By STEVE CONOBOY (Lodestone Books; 2018)
This, I feel, is the book the famed (and also dreary and excruciatingly self-important) A MONSTER CALLS should have been. As in that 2011 tome, this one is a young adult novel involving a boy dealing with the real life issue of the death of a loved one, as well as some decidedly more esoteric, supernatural occurrences. In A GRAVEYARD VISIBLE, though, author Steve Conoboy takes his narrative in some decidedly unexpected directions, incorporating zombies, a mind-reading magic eight ball and a graveyard whose mass is steadily increasing.
That latter occurrence is discovered by Caleb, a young boy living in a house adjacent to said graveyard (which, I should point out, is the term used throughout the book, in place of the more common “cemetery”). Caleb spends his days obsessively measuring the yard, and finds that it is in fact growing progressively larger despite the fact that it seems to occupy the same amount of physical space it always did. Caleb’s mother is among the corpses interred in the graveyard, hence his obsession with it. He lives with his distant father and visits his eccentric grandfather, who, it transpires, has his own connection with the graveyard.

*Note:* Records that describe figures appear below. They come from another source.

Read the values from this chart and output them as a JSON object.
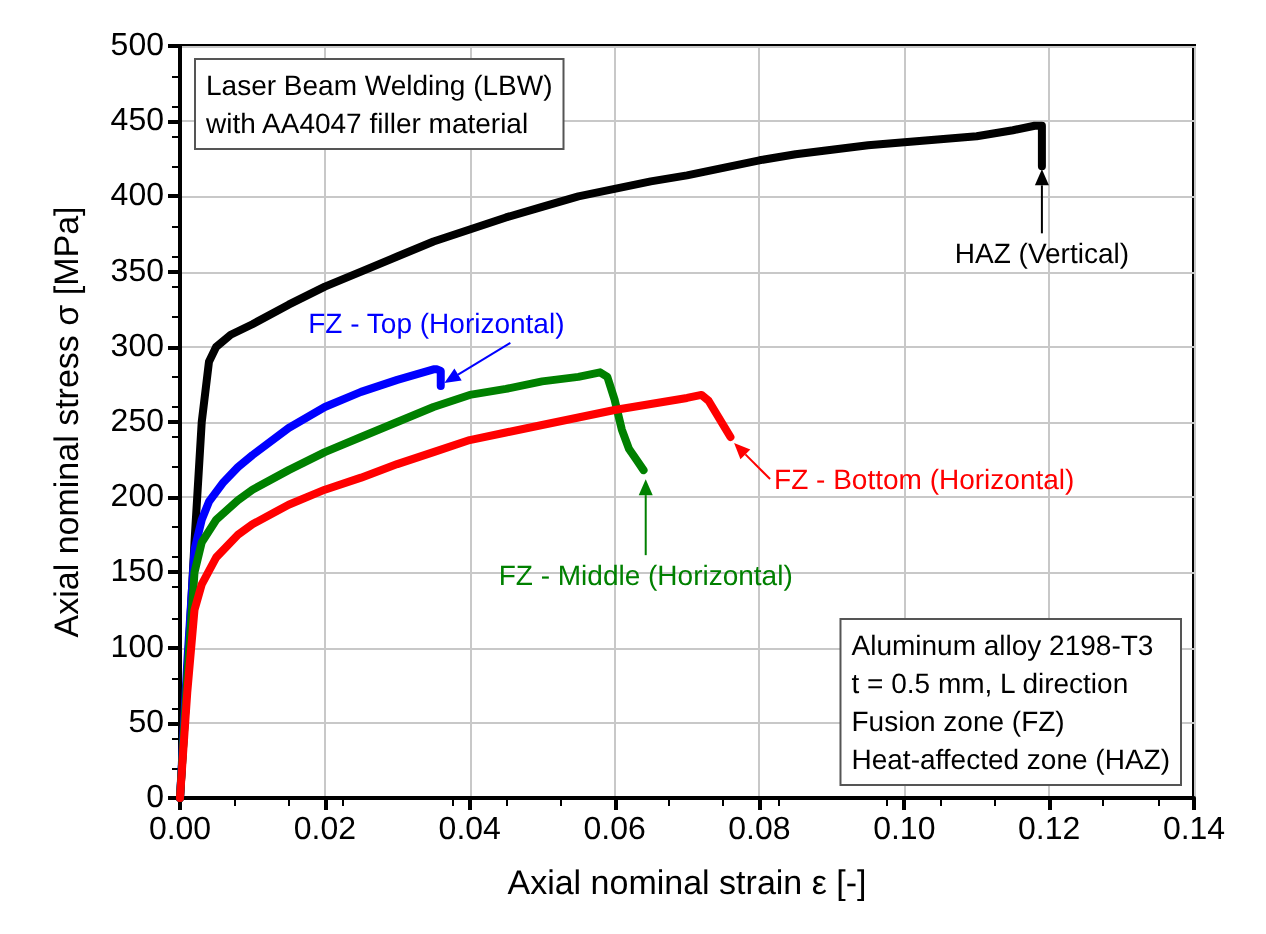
{
  "chart_data": {
    "type": "line",
    "xlabel": "Axial nominal strain ε [-]",
    "ylabel": "Axial nominal stress σ [MPa]",
    "xlim": [
      0,
      0.14
    ],
    "xticks": [
      {
        "value": 0,
        "label": "0.00"
      },
      {
        "value": 0.02,
        "label": "0.02"
      },
      {
        "value": 0.04,
        "label": "0.04"
      },
      {
        "value": 0.06,
        "label": "0.06"
      },
      {
        "value": 0.08,
        "label": "0.08"
      },
      {
        "value": 0.1,
        "label": "0.10"
      },
      {
        "value": 0.12,
        "label": "0.12"
      },
      {
        "value": 0.14,
        "label": "0.14"
      }
    ],
    "ylim": [
      0,
      500
    ],
    "yticks": [
      0,
      50,
      100,
      150,
      200,
      250,
      300,
      350,
      400,
      450,
      500
    ],
    "grid": true,
    "marker": "none",
    "line_style": "solid",
    "series": [
      {
        "color": "#000000",
        "x": [
          0,
          0.001,
          0.002,
          0.003,
          0.004,
          0.005,
          0.007,
          0.01,
          0.015,
          0.02,
          0.025,
          0.03,
          0.035,
          0.04,
          0.045,
          0.05,
          0.055,
          0.06,
          0.065,
          0.07,
          0.075,
          0.08,
          0.085,
          0.09,
          0.095,
          0.1,
          0.105,
          0.11,
          0.115,
          0.118,
          0.119,
          0.119
        ],
        "values": [
          0,
          80,
          170,
          250,
          290,
          300,
          308,
          315,
          328,
          340,
          350,
          360,
          370,
          378,
          386,
          393,
          400,
          405,
          410,
          414,
          419,
          424,
          428,
          431,
          434,
          436,
          438,
          440,
          444,
          447,
          447,
          420
        ]
      },
      {
        "color": "#0000ff",
        "x": [
          0,
          0.001,
          0.002,
          0.003,
          0.004,
          0.006,
          0.008,
          0.01,
          0.015,
          0.02,
          0.025,
          0.03,
          0.035,
          0.0355,
          0.036,
          0.036
        ],
        "values": [
          0,
          90,
          165,
          185,
          197,
          210,
          220,
          228,
          246,
          260,
          270,
          278,
          285,
          285,
          284,
          274
        ]
      },
      {
        "color": "#008000",
        "x": [
          0,
          0.001,
          0.002,
          0.003,
          0.005,
          0.008,
          0.01,
          0.015,
          0.02,
          0.025,
          0.03,
          0.035,
          0.04,
          0.045,
          0.05,
          0.055,
          0.058,
          0.059,
          0.06,
          0.061,
          0.062,
          0.063,
          0.064
        ],
        "values": [
          0,
          80,
          150,
          170,
          185,
          198,
          205,
          218,
          230,
          240,
          250,
          260,
          268,
          272,
          277,
          280,
          283,
          280,
          265,
          245,
          232,
          225,
          218
        ]
      },
      {
        "color": "#ff0000",
        "x": [
          0,
          0.001,
          0.002,
          0.003,
          0.005,
          0.008,
          0.01,
          0.015,
          0.02,
          0.025,
          0.03,
          0.035,
          0.04,
          0.045,
          0.05,
          0.055,
          0.06,
          0.065,
          0.07,
          0.072,
          0.073,
          0.074,
          0.075,
          0.076
        ],
        "values": [
          0,
          70,
          125,
          142,
          160,
          175,
          182,
          195,
          205,
          213,
          222,
          230,
          238,
          243,
          248,
          253,
          258,
          262,
          266,
          268,
          264,
          256,
          248,
          240
        ]
      }
    ],
    "annotations": [
      {
        "text": "HAZ (Vertical)",
        "x": 0.119,
        "y": 418
      },
      {
        "text": "FZ - Top (Horizontal)",
        "x": 0.0365,
        "y": 276
      },
      {
        "text": "FZ - Middle (Horizontal)",
        "x": 0.0643,
        "y": 212
      },
      {
        "text": "FZ - Bottom (Horizontal)",
        "x": 0.0765,
        "y": 236
      },
      "Laser Beam Welding (LBW)\nwith AA4047 filler material",
      "Aluminum alloy 2198-T3\nt = 0.5 mm, L direction\nFusion zone (FZ)\nHeat-affected zone (HAZ)"
    ]
  }
}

Also residing in the area is Misha, a young girl in possession of the aforementioned magic eight ball. She has her own problems, foremost among them some profoundly eccentric relatives. Among other oddities, her elders are seeking to resurrect a long-dead woman, a gambit in which Caleb becomes unwittingly caught up. It would seem Caleb and Misha are destined to become allies in this bizarre drama, and indeed they do, but be advised that here, as in most every other respect, the narrative is stubbornly unpredictable.
The novel’s latter half may be a bit overly involved, juggling as it does a number of eccentric characters (many of them undead), each with his/her/its own complicated backstory, in addition to diary entries made years earlier by Caleb’s grandfather—a far cry from the elegant simplicity of the early chapters. But the whole thing is never less than eminently readable, with prose that’s poetic and stylized without ever seeming the slightest bit dense or self-conscious. The ending for its part is pitch-perfect, bringing this plot-heavy account back to its thematic starting point as a surreal rumination on death, grief and the tragic inevitability of both.